The LSI Job Club
Every Friday we hold a job club which is designed to help you and give you the tools you need to find a job in the UK.
As well as providing you with general information to help you find work, our job club gives you the opportunity to ask for personalised help with your CV, practise interview techniques or ask any questions. All for free! There will be a teacher there to help you – you just have to sign your name on the Job Board to participate. To see our Job Club poster, click here.
Don’t forget to check our ‘Jobs Board’ here at LSI for any vacancies – as well as our Facebook page and blog. You should also check the local paper The News – they have new jobs on Thursdays and again on Saturdays. Remember, it’s a difficult process and takes a lot of effort but we will help you in whatever way we can.
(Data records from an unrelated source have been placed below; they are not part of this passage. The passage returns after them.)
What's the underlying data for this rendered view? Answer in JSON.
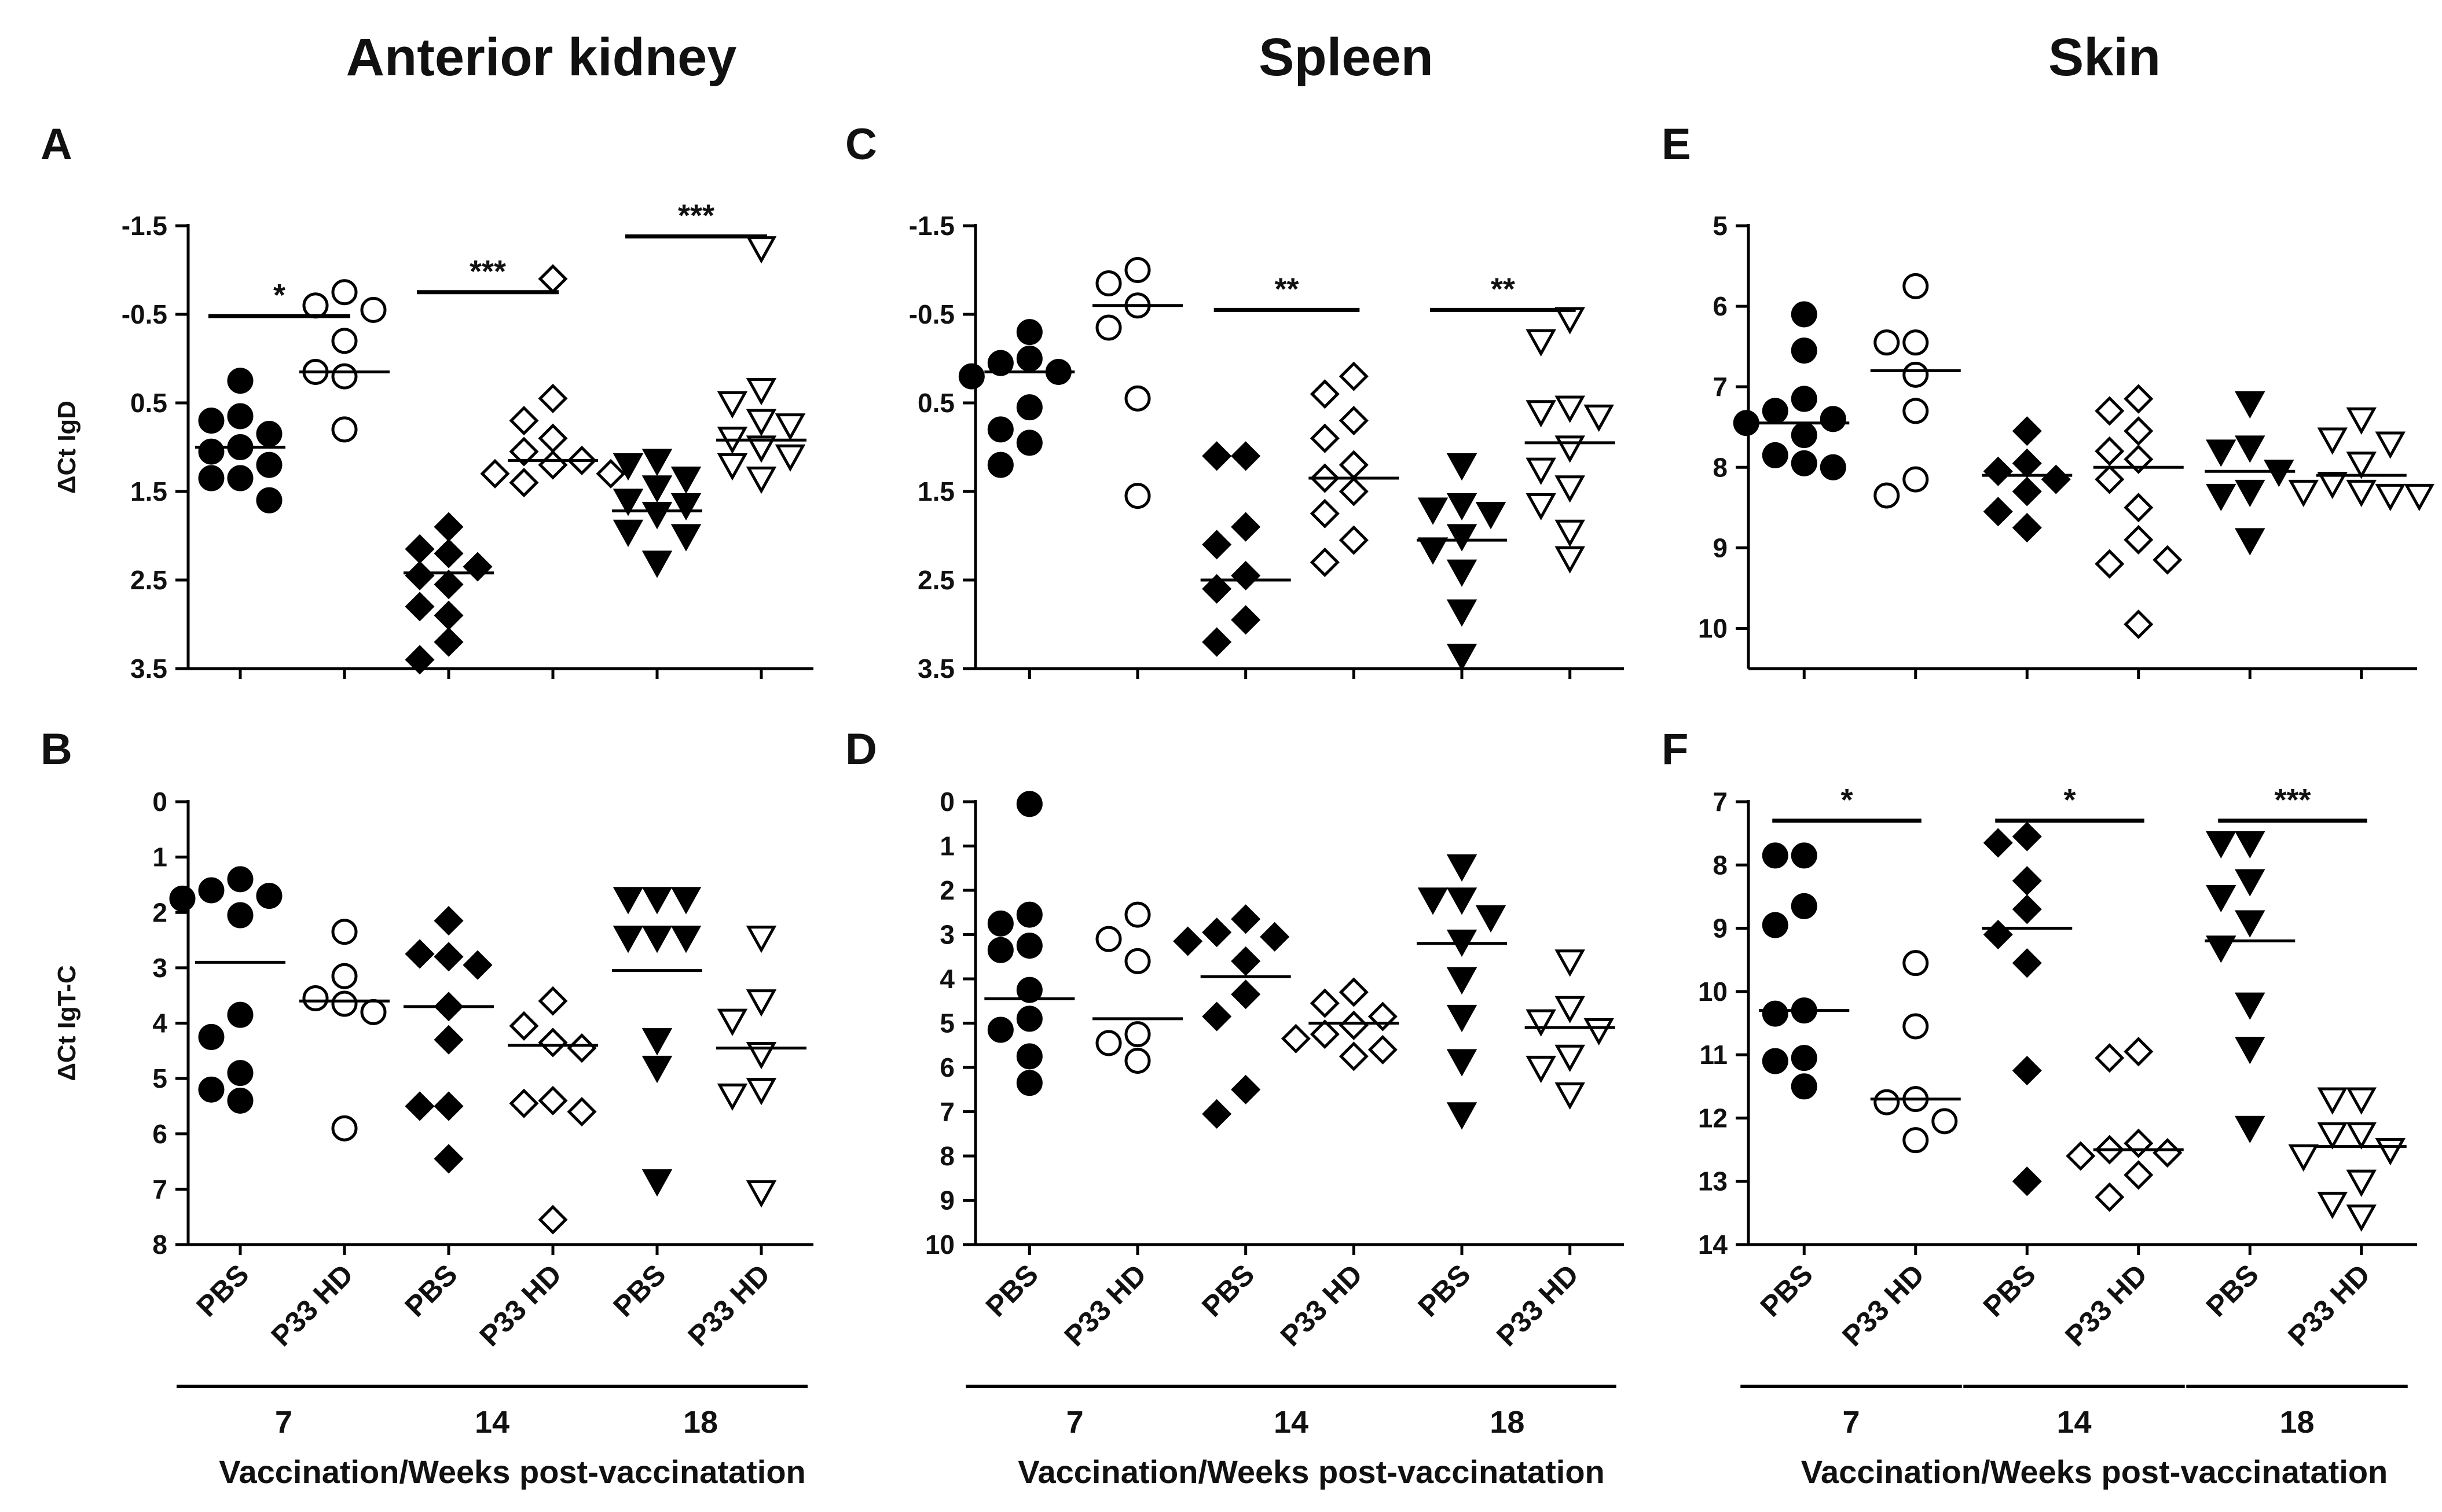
{
  "figure": {
    "column_titles": [
      "Anterior kidney",
      "Spleen",
      "Skin"
    ],
    "xlabel": "Vaccination/Weeks post-vaccinatation",
    "categories": [
      "PBS",
      "P33 HD",
      "PBS",
      "P33 HD",
      "PBS",
      "P33 HD"
    ],
    "weeks": [
      "7",
      "14",
      "18"
    ]
  },
  "marker_styles": {
    "groups": [
      "PBS-7",
      "P33 HD-7",
      "PBS-14",
      "P33 HD-14",
      "PBS-18",
      "P33 HD-18"
    ],
    "shapes": [
      "circle",
      "circle",
      "diamond",
      "diamond",
      "triangle-down",
      "triangle-down"
    ],
    "filled": [
      true,
      false,
      true,
      false,
      true,
      false
    ],
    "color": "#000000"
  },
  "chart_data": [
    {
      "panel": "A",
      "type": "scatter",
      "ylabel": "ΔCt IgD",
      "inverted": true,
      "ylim": [
        -1.5,
        3.5
      ],
      "yticks": [
        "-1.5",
        "-0.5",
        "0.5",
        "1.5",
        "2.5",
        "3.5"
      ],
      "series": [
        {
          "group": "PBS-7",
          "values": [
            0.25,
            0.65,
            0.7,
            0.85,
            1.0,
            1.05,
            1.2,
            1.35,
            1.35,
            1.6
          ],
          "mean": 1.0
        },
        {
          "group": "P33 HD-7",
          "values": [
            -0.75,
            -0.6,
            -0.55,
            -0.2,
            0.2,
            0.15,
            0.8
          ],
          "mean": 0.15
        },
        {
          "group": "PBS-14",
          "values": [
            1.9,
            2.15,
            2.2,
            2.35,
            2.45,
            2.55,
            2.8,
            2.9,
            3.2,
            3.4
          ],
          "mean": 2.42
        },
        {
          "group": "P33 HD-14",
          "values": [
            -0.9,
            0.45,
            0.7,
            0.9,
            1.05,
            1.15,
            1.2,
            1.3,
            1.3,
            1.4
          ],
          "mean": 1.15
        },
        {
          "group": "PBS-18",
          "values": [
            1.15,
            1.2,
            1.35,
            1.45,
            1.6,
            1.65,
            1.75,
            1.95,
            2.0,
            2.3
          ],
          "mean": 1.72
        },
        {
          "group": "P33 HD-18",
          "values": [
            -1.25,
            0.35,
            0.5,
            0.7,
            0.75,
            0.9,
            1.0,
            1.1,
            1.2,
            1.35
          ],
          "mean": 0.92
        }
      ],
      "significance": [
        {
          "label": "*",
          "from": 0,
          "to": 1,
          "y": -0.48
        },
        {
          "label": "***",
          "from": 2,
          "to": 3,
          "y": -0.75
        },
        {
          "label": "***",
          "from": 4,
          "to": 5,
          "y": -1.38
        }
      ]
    },
    {
      "panel": "B",
      "type": "scatter",
      "ylabel": "ΔCt IgT-C",
      "inverted": true,
      "ylim": [
        0,
        8
      ],
      "yticks": [
        "0",
        "1",
        "2",
        "3",
        "4",
        "5",
        "6",
        "7",
        "8"
      ],
      "series": [
        {
          "group": "PBS-7",
          "values": [
            1.4,
            1.6,
            1.7,
            1.75,
            2.05,
            3.85,
            4.25,
            4.9,
            5.2,
            5.4
          ],
          "mean": 2.9
        },
        {
          "group": "P33 HD-7",
          "values": [
            2.35,
            3.15,
            3.55,
            3.65,
            3.8,
            5.9
          ],
          "mean": 3.6
        },
        {
          "group": "PBS-14",
          "values": [
            2.15,
            2.8,
            2.75,
            2.95,
            3.7,
            4.3,
            5.5,
            5.5,
            6.45
          ],
          "mean": 3.7
        },
        {
          "group": "P33 HD-14",
          "values": [
            3.6,
            4.05,
            4.35,
            4.45,
            5.4,
            5.45,
            5.6,
            7.55
          ],
          "mean": 4.4
        },
        {
          "group": "PBS-18",
          "values": [
            1.75,
            1.75,
            1.75,
            2.45,
            2.45,
            2.45,
            4.3,
            4.8,
            6.85
          ],
          "mean": 3.05
        },
        {
          "group": "P33 HD-18",
          "values": [
            2.45,
            3.6,
            3.95,
            4.55,
            5.2,
            5.3,
            7.05
          ],
          "mean": 4.45
        }
      ]
    },
    {
      "panel": "C",
      "type": "scatter",
      "ylabel": "",
      "inverted": true,
      "ylim": [
        -1.5,
        3.5
      ],
      "yticks": [
        "-1.5",
        "-0.5",
        "0.5",
        "1.5",
        "2.5",
        "3.5"
      ],
      "series": [
        {
          "group": "PBS-7",
          "values": [
            -0.3,
            0.0,
            0.05,
            0.15,
            0.2,
            0.55,
            0.8,
            0.95,
            1.2
          ],
          "mean": 0.15
        },
        {
          "group": "P33 HD-7",
          "values": [
            -1.0,
            -0.85,
            -0.6,
            -0.35,
            0.45,
            1.55
          ],
          "mean": -0.6
        },
        {
          "group": "PBS-14",
          "values": [
            1.1,
            1.1,
            1.9,
            2.1,
            2.45,
            2.6,
            2.95,
            3.2
          ],
          "mean": 2.5
        },
        {
          "group": "P33 HD-14",
          "values": [
            0.2,
            0.4,
            0.7,
            0.9,
            1.2,
            1.35,
            1.5,
            1.75,
            2.05,
            2.3
          ],
          "mean": 1.35
        },
        {
          "group": "PBS-18",
          "values": [
            1.2,
            1.65,
            1.7,
            1.75,
            2.0,
            2.15,
            2.4,
            2.85,
            3.35
          ],
          "mean": 2.05
        },
        {
          "group": "P33 HD-18",
          "values": [
            -0.45,
            -0.2,
            0.55,
            0.6,
            0.65,
            1.0,
            1.25,
            1.45,
            1.65,
            1.95,
            2.25
          ],
          "mean": 0.95
        }
      ],
      "significance": [
        {
          "label": "**",
          "from": 2,
          "to": 3,
          "y": -0.55
        },
        {
          "label": "**",
          "from": 4,
          "to": 5,
          "y": -0.55
        }
      ]
    },
    {
      "panel": "D",
      "type": "scatter",
      "ylabel": "",
      "inverted": true,
      "ylim": [
        0,
        10
      ],
      "yticks": [
        "0",
        "1",
        "2",
        "3",
        "4",
        "5",
        "6",
        "7",
        "8",
        "9",
        "10"
      ],
      "series": [
        {
          "group": "PBS-7",
          "values": [
            0.05,
            2.55,
            2.75,
            3.25,
            3.35,
            4.25,
            4.9,
            5.15,
            5.75,
            6.35
          ],
          "mean": 4.45
        },
        {
          "group": "P33 HD-7",
          "values": [
            2.55,
            3.1,
            3.6,
            5.25,
            5.45,
            5.85
          ],
          "mean": 4.9
        },
        {
          "group": "PBS-14",
          "values": [
            2.65,
            2.95,
            3.05,
            3.15,
            3.6,
            4.35,
            4.85,
            6.5,
            7.05
          ],
          "mean": 3.95
        },
        {
          "group": "P33 HD-14",
          "values": [
            4.3,
            4.55,
            4.85,
            5.05,
            5.25,
            5.35,
            5.6,
            5.75
          ],
          "mean": 5.0
        },
        {
          "group": "PBS-18",
          "values": [
            1.45,
            2.2,
            2.2,
            2.6,
            3.15,
            4.0,
            4.85,
            5.85,
            7.05
          ],
          "mean": 3.2
        },
        {
          "group": "P33 HD-18",
          "values": [
            3.6,
            4.65,
            4.95,
            5.15,
            5.75,
            6.0,
            6.6
          ],
          "mean": 5.1
        }
      ]
    },
    {
      "panel": "E",
      "type": "scatter",
      "ylabel": "",
      "inverted": true,
      "ylim": [
        5,
        10.5
      ],
      "yticks": [
        "5",
        "6",
        "7",
        "8",
        "9",
        "10"
      ],
      "series": [
        {
          "group": "PBS-7",
          "values": [
            6.1,
            6.55,
            7.15,
            7.3,
            7.4,
            7.45,
            7.6,
            7.85,
            7.95,
            8.0
          ],
          "mean": 7.45
        },
        {
          "group": "P33 HD-7",
          "values": [
            5.75,
            6.45,
            6.85,
            7.3,
            8.15,
            8.35,
            6.45
          ],
          "mean": 6.8
        },
        {
          "group": "PBS-14",
          "values": [
            7.55,
            7.95,
            8.05,
            8.15,
            8.3,
            8.55,
            8.75
          ],
          "mean": 8.1
        },
        {
          "group": "P33 HD-14",
          "values": [
            7.15,
            7.3,
            7.55,
            7.8,
            7.9,
            8.15,
            8.5,
            8.9,
            9.2,
            9.15,
            9.95
          ],
          "mean": 8.0
        },
        {
          "group": "PBS-18",
          "values": [
            7.2,
            7.75,
            7.8,
            8.05,
            8.3,
            8.35,
            8.9
          ],
          "mean": 8.05
        },
        {
          "group": "P33 HD-18",
          "values": [
            7.4,
            7.65,
            7.7,
            7.95,
            8.2,
            8.3,
            8.35,
            8.3,
            8.35
          ],
          "mean": 8.1
        }
      ]
    },
    {
      "panel": "F",
      "type": "scatter",
      "ylabel": "",
      "inverted": true,
      "ylim": [
        7,
        14
      ],
      "yticks": [
        "7",
        "8",
        "9",
        "10",
        "11",
        "12",
        "13",
        "14"
      ],
      "series": [
        {
          "group": "PBS-7",
          "values": [
            7.85,
            7.85,
            8.65,
            8.95,
            10.3,
            10.35,
            11.05,
            11.1,
            11.5
          ],
          "mean": 10.3
        },
        {
          "group": "P33 HD-7",
          "values": [
            9.55,
            10.55,
            11.7,
            11.75,
            12.05,
            12.35
          ],
          "mean": 11.7
        },
        {
          "group": "PBS-14",
          "values": [
            7.55,
            7.65,
            8.25,
            8.7,
            9.1,
            9.55,
            11.25,
            13.0
          ],
          "mean": 9.0
        },
        {
          "group": "P33 HD-14",
          "values": [
            10.95,
            11.05,
            12.4,
            12.5,
            12.55,
            12.6,
            12.9,
            13.25
          ],
          "mean": 12.5
        },
        {
          "group": "PBS-18",
          "values": [
            7.65,
            7.65,
            8.25,
            8.5,
            8.9,
            9.3,
            10.2,
            10.9,
            12.15
          ],
          "mean": 9.2
        },
        {
          "group": "P33 HD-18",
          "values": [
            11.7,
            11.7,
            12.25,
            12.25,
            12.5,
            12.6,
            13.0,
            13.35,
            13.55
          ],
          "mean": 12.45
        }
      ],
      "significance": [
        {
          "label": "*",
          "from": 0,
          "to": 1,
          "y": 7.3
        },
        {
          "label": "*",
          "from": 2,
          "to": 3,
          "y": 7.3
        },
        {
          "label": "***",
          "from": 4,
          "to": 5,
          "y": 7.3
        }
      ]
    }
  ]
}
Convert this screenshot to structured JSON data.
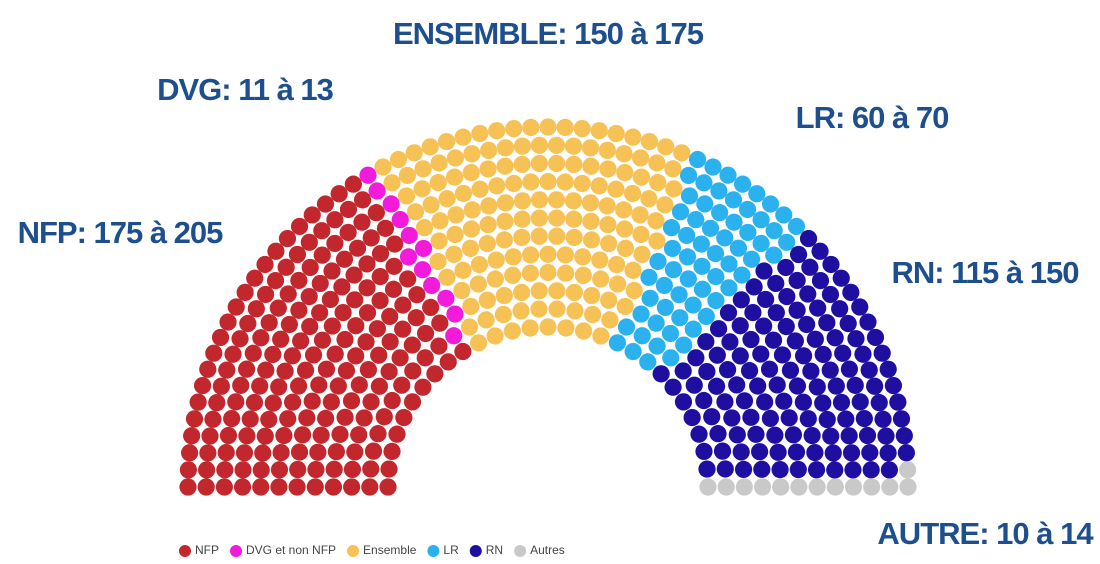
{
  "chart_data": {
    "type": "parliament",
    "series": [
      {
        "name": "NFP",
        "color": "#c1272d",
        "value": 190,
        "label": "NFP: 175 à 205"
      },
      {
        "name": "DVG et non NFP",
        "color": "#f21bdc",
        "value": 12,
        "label": "DVG: 11 à 13"
      },
      {
        "name": "Ensemble",
        "color": "#f6c155",
        "value": 162,
        "label": "ENSEMBLE: 150 à 175"
      },
      {
        "name": "LR",
        "color": "#2bb2ee",
        "value": 65,
        "label": "LR: 60 à 70"
      },
      {
        "name": "RN",
        "color": "#1f0fa0",
        "value": 135,
        "label": "RN: 115 à 150"
      },
      {
        "name": "Autres",
        "color": "#c9c9c9",
        "value": 13,
        "label": "AUTRE: 10 à 14"
      }
    ]
  }
}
If you are here on a visa, working in the UK may not be possible, so please remember to check whether you are legally entitled in the work in the UK first.
"After 4 months studying at LSI, Marco from Italy wanted to stay in Portsmouth. He managed to find a job working at Portsmouth’s most iconic tourist attraction, Spinnaker Tower, where he could be found taking visitors’ pictures and helping in the shop."
"Arantxa from Spain studied at LSI for 5 weeks, at the end of which she found a job working as an au-pair. She loves it and says she learns a lot of different new words with the children!"
- Local employers
Recruitment companies and Job Centre
Have a look at the job vacancies on the recruitment agencies’ websites, or phone and arrange a good time to go and register with them.
Wild Recruitment Limited
Job Centres are government agencies that list jobs available and that will help you find work. They can also arrange your National Insurance number (see legal information) - https://www.gov.uk/jobsearch
- Au pair agencies
- Online job sites
CVs – models and hints to help
Give employers a reason to meet you - remember they may have to read through 100s of CVs – make sure yours stands out;
- What makes you unique? Put it near the beginning.
- Don’t make it too long.
- Make sure your extra-curricular activities demonstrate accomplishment, initiative, potential, communication skills and the ability to work with others.
- Focus on value, not tasks: not "head waitress at local restaurant" but "increased nightly takings and customer satisfaction 20% by implementing new training programme as head waitress".
- Make it relevant to the job: customize it to each different application.
- You do NOT have to include your date of birth, place of birth and marital status
- Format: there are many different opinions on what is or isn’t best. Look at models and templates and choose the best one for your experience and the job.
You are more likely to get a reply when you include a covering letter with your CV.
- Your cover letter should be specific to the position you are applying for, relating your skills and experience to those noted in the job posting.
- If sending an e-mail, put your covering letter as the body of your email. It's wise to format it as plain text as then it can be read by any email reader.
- Try and find the name of the person you’re sending the application to – not just the title
- Make it clear when you're available to start work: be as flexible as possible. Remember to read, spell-check and then double check everything before sending them out – you never get a second chance to make that first impression.
Interviews – how to make the best impression
Take time to prepare before the interview:
- Find out all you can about the company.
- Read the job description CAREFULLY - It will help you aim your answers toward things they are actually looking for.
- Prepare your own questions about the company and the job.
Know your CV very well - review the order of your jobs, the tasks at each job, and the reason(s) you left. Also look through your CV to remind yourself of some stories where you found a problem and solved it, showed a good example of teamwork etc. Situation - the context Task - what you had to do Action - what and how you did it Result - the outcome and what difference it made.
- Make sure you know where you’re going! Check – and double check – the address, so you are not late.
- Take a clean copy of your CV to the interview.
Practise your answers to key interview questions:
- "Tell me about yourself"
- “What are your biggest strengths / weaknesses?”
- “Give an example of teamwork you have shown”
- “Why do you think you are suitable for this job?”
- “What do you know about us?”
During the Interview
- Maintain eye contact – to build rapport.
- Using body language to create a strong first impression
- Answer the question: you are of course keen to tell them about all your strong points but make sure it’s relevant to the question.
- Increasing personal impact by using your voice more effectively: convey a clear and confident style; use pauses to control pace and deliver clear well-structured responses …and don’ts!
- Don’t interrupt the interviewer: listen to them and show respectful interest
- Don’t arrive late – or too early.
- Address the interviewer by his/her first name – unless they specifically tell you to do so.
- Fiddle with your keys, hair, tie, watch, pen or any other item.
- Keep your hands in your pockets or fold your arms across your chest.
- Eat, drink or chew gum - even if the interviewer does so.
- Criticize your previous or current employer.
- Use phrases such as 'I don't know', 'I don't think so', 'Why do you want to know that', or similar statements.
- Contradict yourself in your answers.
- Answer a question if you don't understand it fully. (Ask for further clarification)
- Indicate that you are desperate to get a job.